US-Kriegsminister nimmt China ins Visier

Im Rahmen des jährlichen strategisch-militärischen Shangri-La-Dialogs in Singapur lieferte US-Kriegsminister Pete Hegseth am vergangenen Samstag eine Rede voller Heuchelei und Unwahrheiten. Hegseth nahm besonders China aufs Korn und betonte, es gebe „berechtigte Besorgnis hinsichtlich Chinas historischem Militäraufbau und der Ausweitung seiner militärischen Aktivitäten in der Region und darüber hinaus“.

US-Kriegsminister Pete Hegseth spricht auf dem Shangri-La Dialogforum, der asiatischen Sicherheitskonferenz in Singapur, am 30. Mai 2026 [AP Photo/Achmad Ibrahim]

Hegseth forderte einmal mehr alle strategischen Verbündeten und Partner im gesamten indopazifischen Raum auf, ihre Militärausgaben drastisch zu erhöhen und gemeinsam mit den Vereinigten Staaten zu handeln. Unter dem Vorwand, regionalen Frieden und Stabilität erhalten zu wollen, soll so die Vorbereitungen auf einen Krieg gegen China abgestimmt werden.

Hegseths Äußerungen sind absurd. Dies dürfte den Verteidigungsministern, hochrangigen Militärs und strategischen Entscheidungsträgern, die sich auf Asiens wichtigster Sicherheitskonferenz versammelt hatten, nicht entgangen sein – selbst jenen nicht, die auf der Seite des US-Imperialismus stehen.

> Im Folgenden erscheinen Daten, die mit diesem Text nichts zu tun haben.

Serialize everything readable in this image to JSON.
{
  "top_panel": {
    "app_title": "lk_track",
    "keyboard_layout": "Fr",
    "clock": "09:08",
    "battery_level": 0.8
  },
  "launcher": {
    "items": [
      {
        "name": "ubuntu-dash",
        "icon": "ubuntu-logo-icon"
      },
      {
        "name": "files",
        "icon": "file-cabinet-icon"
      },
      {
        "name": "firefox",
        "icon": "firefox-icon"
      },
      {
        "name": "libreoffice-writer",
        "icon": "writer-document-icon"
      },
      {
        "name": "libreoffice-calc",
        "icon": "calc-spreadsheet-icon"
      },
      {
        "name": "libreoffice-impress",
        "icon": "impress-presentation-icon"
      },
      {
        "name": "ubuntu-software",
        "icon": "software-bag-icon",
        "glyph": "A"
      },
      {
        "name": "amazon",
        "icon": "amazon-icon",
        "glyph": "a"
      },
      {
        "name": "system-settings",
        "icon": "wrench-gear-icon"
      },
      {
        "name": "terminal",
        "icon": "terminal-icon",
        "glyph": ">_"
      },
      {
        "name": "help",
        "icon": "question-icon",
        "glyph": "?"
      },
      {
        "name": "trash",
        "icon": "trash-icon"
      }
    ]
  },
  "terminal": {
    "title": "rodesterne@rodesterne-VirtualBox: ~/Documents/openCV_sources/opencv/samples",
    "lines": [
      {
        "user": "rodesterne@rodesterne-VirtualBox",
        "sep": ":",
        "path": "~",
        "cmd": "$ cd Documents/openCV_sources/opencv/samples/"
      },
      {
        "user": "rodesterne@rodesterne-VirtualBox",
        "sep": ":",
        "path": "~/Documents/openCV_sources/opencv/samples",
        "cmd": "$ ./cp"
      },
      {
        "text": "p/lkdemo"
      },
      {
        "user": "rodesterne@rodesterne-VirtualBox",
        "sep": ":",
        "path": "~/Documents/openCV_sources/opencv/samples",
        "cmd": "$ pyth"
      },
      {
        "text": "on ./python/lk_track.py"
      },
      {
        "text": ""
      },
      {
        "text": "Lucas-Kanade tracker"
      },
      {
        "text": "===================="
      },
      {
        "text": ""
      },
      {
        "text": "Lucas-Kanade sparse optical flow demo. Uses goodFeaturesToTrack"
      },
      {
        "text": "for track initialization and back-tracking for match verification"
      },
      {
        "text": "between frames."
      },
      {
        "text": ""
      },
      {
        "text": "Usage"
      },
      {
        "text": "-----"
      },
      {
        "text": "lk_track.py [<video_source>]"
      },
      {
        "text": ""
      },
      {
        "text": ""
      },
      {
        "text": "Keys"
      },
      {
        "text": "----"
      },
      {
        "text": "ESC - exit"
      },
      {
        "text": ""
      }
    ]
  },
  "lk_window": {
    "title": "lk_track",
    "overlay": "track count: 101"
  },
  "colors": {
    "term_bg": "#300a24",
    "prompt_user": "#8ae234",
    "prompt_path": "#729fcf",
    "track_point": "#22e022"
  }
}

Hegseth erklärte wiederholt, dass der massive Aufbau der US-Streitkräfte in Asien schlicht deshalb notwendig sei, um einen Aufstieg Chinas zur regionalen Hegemonialmacht zu verhindern. Die USA, so erklärte er, übten – in den Worten des ehemaligen Präsidenten Theodore Roosevelt – eine Führungsrolle aus, die „selbstbewusst genug ist, leise zu sprechen und zu gehen, während man einen großen Stock trägt“. Und Hegseth weiter: „Wir sind die Macht, die daran arbeitet, das Gleichgewicht aufrechtzuerhalten, ohne allzu störend zu wirken, schlicht und einfach.“

Tatsächlich sind die USA keine Kraft für Stabilität und Frieden, wie US-Kriegsminister Hegseth behauptet. Sie begehen vielmehr gerade einen globalen militärischen Amoklauf unter offener Verletzung des Völkerrechts und ohne jegliches Mandat der UNO oder des US-Kongresses. Seine ganze Amtszeit brüstet sich der US-Kriegsminister bereits damit, dass die Trump-Regierung amerikanische nationale Interessen verfolge, so etwa durch die militärische Entführung des venezolanischen Präsidenten Nicolás Maduro, das mörderische Versenken von Fischereibooten in lateinamerikanischen Gewässern und den unprovozierten Krieg der USA und Israels gegen den Iran.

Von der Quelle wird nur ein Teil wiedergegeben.